A Multisite Randomized Controlled Trial of Hand Arm Bimanual Intensive Training Including Lower Extremity for Children with Bilateral Cerebral Palsy.The Journal Of Pediatrics • January 23, 2025
Leanne Sakzewski, Yannick Bleyenheuft, Iona Novak, Catherine Elliott, Sarah Reedman, Catherine Morgan, Kerstin Pannek, Natalie Santos, Ashleigh Hines, Sherilyn Nolan, Robert Ware, Roslyn Boyd
Objective: To test the efficacy of Hand Arm Bimanual Intensive Therapy Including Lower Extremity (HABIT-ILE) to improve gross motor function, manual ability, goal performance, walking endurance, mobility, and self-care for children with bilateral cerebral palsy.
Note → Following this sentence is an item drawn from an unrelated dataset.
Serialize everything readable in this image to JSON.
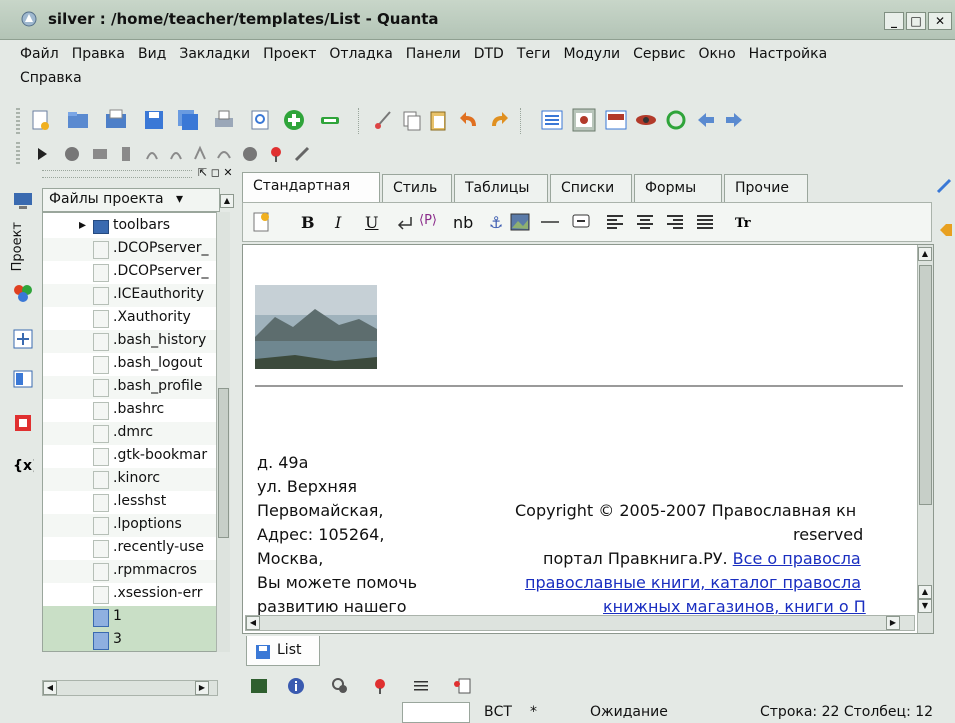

Methods: This prospective, waitlist randomized controlled trial included children with bilateral cerebral palsy, aged 6-to-16-years and classified Gross Motor Function Classification System levels II to IV. HABIT-ILE delivered for 2 weeks (65 hours) was compared with usual care. Primary outcomes postintervention were gross motor function (Gross Motor Function Measure-66) and manual ability (ABILHAND-Kids). Secondary outcomes were goal performance (Canadian Occupational Performance Measure), self-care and mobility (Pediatric Evaluation of Disability Inventory-Computer Adapted Test), bimanual hand performance (Both Hands Assessment), and walking endurance (6 Minute Walk Test). Linear regression models were used to determine between group differences, adjusted for baseline scores. Results: Ninety-two children were recruited; 2 were deemed ineligible after randomization and were excluded. Ninety children (HABIT-ILE n = 46, usual care n = 44), mean age 10.4 (SD 3.0) years, Gross Motor Function Classification System II = 32; III = 31; IV = 27 were included. HABIT-ILE led to superior gains in manual ability (mean difference 0.85, 95% CI 0.38-1.33; P < .001) but not gross motor function. HABIT-ILE led to superior changes on goal performance, self-care, and mobility. Conclusions: HABIT-ILE was effective in improving manual ability, mobility, self-care, and goal performance, but not gross motor function. Significant gains were immediately retained at 26 weeks postintervention. Large individual variability suggests further analyses need to be performed to understand characteristics of children who achieved clinically meaningful gains across outcomes.